Cheers for answer. I guess I have to look elsewhere (I guess something like ROI, lpsolve) to solve the problem. Keep it up!

sbmack commented 2 years ago

Got the following modelling situation

model <- MIPModel() %>%
add_variable(x[i], i = 1:188, type = 'continuous') %>%
add_variable(b[i], i = 1:188, type = 'binary') %>%
set_objective(sum_expr(x[i], i = 1:188), sense = 'min') %>%
set_bounds(x[i], lb = 4.780000, i = 1) %>%
set_bounds(x[i], lb = 0.140000, i = 2) %>%
set_bounds(x[i], lb = 0.020000, i = 3) %>%
set_bounds(x[i], lb = 0.630000, i = 4) %>%
set_bounds(x[i], lb = 0.110000, i = 5) %>%
set_bounds(x[i], lb = 0.160000, i = 6) %>%
set_bounds(x[i], lb = 2.270000, i = 7) %>%
set_bounds(x[i], lb = 0.960000, i = 8) %>%
set_bounds(x[i], lb = 0.430000, i = 9) 

As an FYI, note that you can add multiple bounds statements using a for loop and the Assignment operator %<>%:

lbs <- c(4.78, 0.14, 0.02, 0.63, 0.11, 0.16, 2.27, 0.96, 0.43)
nlbs <- length(lbs)

model2 <- MIPModel() %>%
  add_variable(x[i], i = 1:188, type = 'continuous') %>%
  add_variable(b[i], i = 1:188, type = 'binary') %>%
  set_objective(sum_expr(x[i], i = 1:188), sense = 'min')
  for (z in 1:nlbs) {
    model2 %<>% set_bounds(x[z], lb = lbs[z]) 
  }

> identical(variable_bounds(model), variable_bounds(model2))
[1] TRUE
sbmack commented 2 years ago

model %>% add_constraint(sum_expr(x[i]*b[i], i = 5:46) <= 45)



However get the error `Error in multiply.LinearTerm(): ! Quadratic expression are not supported`

As I am multiplying binary with numeric I don't think this should be an issue for the optimisation procedure. Am I missing a transform?

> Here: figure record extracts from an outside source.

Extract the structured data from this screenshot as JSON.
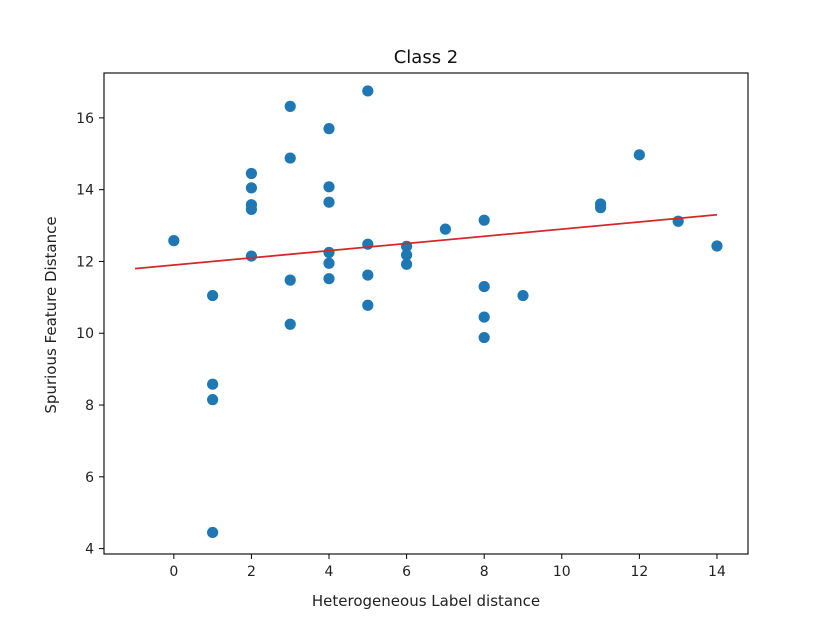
{
  "chart_data": {
    "type": "scatter",
    "title": "Class 2",
    "xlabel": "Heterogeneous Label distance",
    "ylabel": "Spurious Feature Distance",
    "xlim": [
      -1.8,
      14.8
    ],
    "ylim": [
      3.85,
      17.25
    ],
    "xticks": [
      0,
      2,
      4,
      6,
      8,
      10,
      12,
      14
    ],
    "yticks": [
      4,
      6,
      8,
      10,
      12,
      14,
      16
    ],
    "grid": false,
    "points": [
      {
        "x": 0,
        "y": 12.58
      },
      {
        "x": 1,
        "y": 11.05
      },
      {
        "x": 1,
        "y": 8.58
      },
      {
        "x": 1,
        "y": 8.15
      },
      {
        "x": 1,
        "y": 4.45
      },
      {
        "x": 2,
        "y": 14.45
      },
      {
        "x": 2,
        "y": 14.05
      },
      {
        "x": 2,
        "y": 13.58
      },
      {
        "x": 2,
        "y": 13.45
      },
      {
        "x": 2,
        "y": 12.15
      },
      {
        "x": 3,
        "y": 16.32
      },
      {
        "x": 3,
        "y": 14.88
      },
      {
        "x": 3,
        "y": 11.48
      },
      {
        "x": 3,
        "y": 10.25
      },
      {
        "x": 4,
        "y": 15.7
      },
      {
        "x": 4,
        "y": 14.08
      },
      {
        "x": 4,
        "y": 13.65
      },
      {
        "x": 4,
        "y": 12.25
      },
      {
        "x": 4,
        "y": 11.95
      },
      {
        "x": 4,
        "y": 11.52
      },
      {
        "x": 5,
        "y": 16.75
      },
      {
        "x": 5,
        "y": 12.48
      },
      {
        "x": 5,
        "y": 11.62
      },
      {
        "x": 5,
        "y": 10.78
      },
      {
        "x": 6,
        "y": 12.42
      },
      {
        "x": 6,
        "y": 12.18
      },
      {
        "x": 6,
        "y": 11.92
      },
      {
        "x": 7,
        "y": 12.9
      },
      {
        "x": 8,
        "y": 13.15
      },
      {
        "x": 8,
        "y": 11.3
      },
      {
        "x": 8,
        "y": 10.45
      },
      {
        "x": 8,
        "y": 9.88
      },
      {
        "x": 9,
        "y": 11.05
      },
      {
        "x": 11,
        "y": 13.6
      },
      {
        "x": 11,
        "y": 13.5
      },
      {
        "x": 12,
        "y": 14.97
      },
      {
        "x": 13,
        "y": 13.12
      },
      {
        "x": 14,
        "y": 12.43
      }
    ],
    "trend_line": {
      "x": [
        -1,
        14
      ],
      "y": [
        11.8,
        13.3
      ]
    },
    "colors": {
      "points": "#1f77b4",
      "trend_line": "#d62728",
      "axes": "#000000"
    }
  }
}
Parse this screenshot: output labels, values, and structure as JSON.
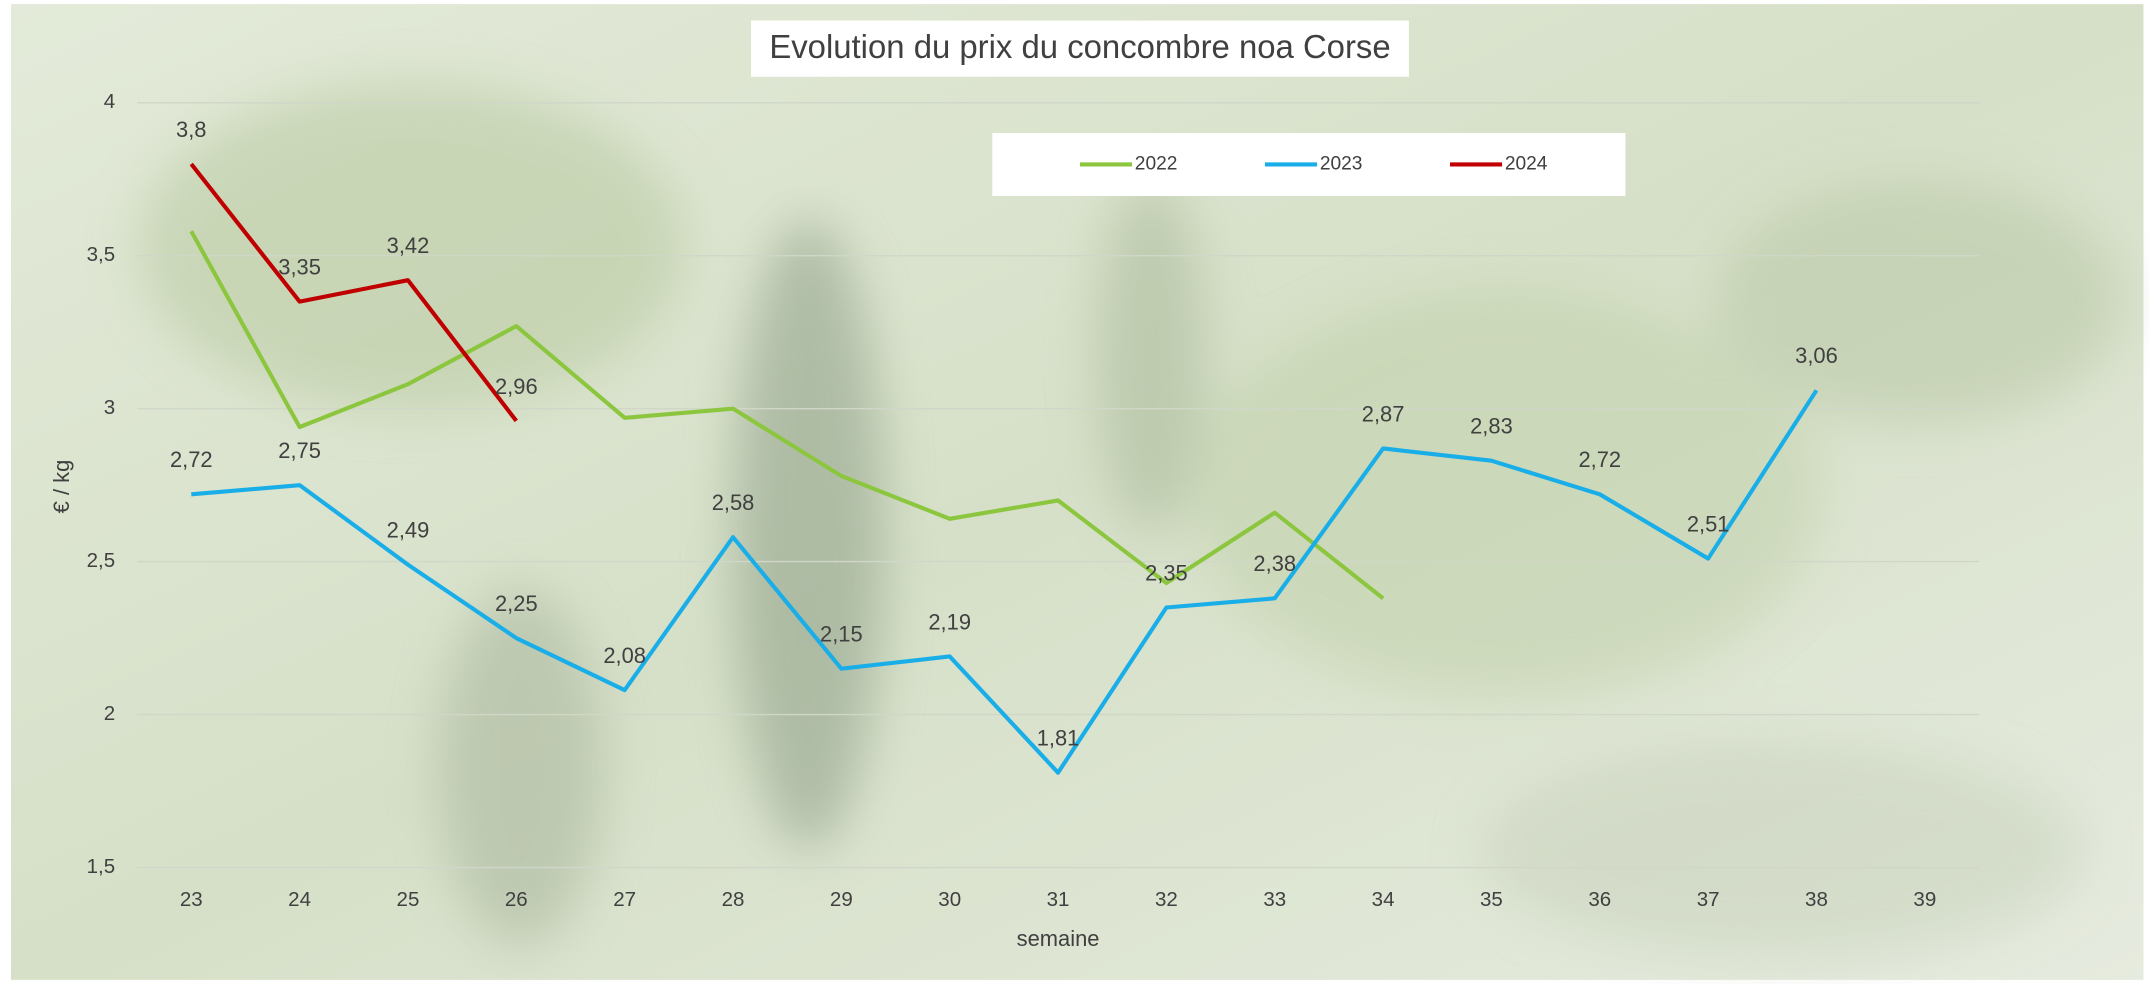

Also note that you can often use linear relationships between binary auxiliary variables and continuous variables to bound your problem.

So in your case something like this:

lbs <- c(4.78, 0.14, 0.02, 0.63, 0.11, 0.16, 2.27, 0.96, 0.43) #out to 188 lb values
nlbs <- length(lbs)

model3 <- MIPModel() %>%
  add_variable(x[i], i = 1:188, type = 'continuous') %>%
  add_variable(b[i], i = 1:188, type = 'binary') %>%
  set_objective(sum_expr(x[i], i = 1:188), sense = 'min') %>% 
  add_constraint(lbs[i] * b[i] <= x[i], i = 1:188) %>%
  add_constraint(sum_expr(b[i], i = 1:188) <= 45)

That is the standard method for formulating project portfolio models. The simple bounds are removed and replaced by constraints containing the lower bound values * binary variables <= continuous variables. The constraint on the number of continuous variables is imputed by constraining the sum of non-zero binary variables <= 45 in this case.

Patrikios commented 2 years ago

I figured it out, unbalanced transportation problem with additional constraints and elastic filter. ompr helped to formulate the problem. Thnx for the package!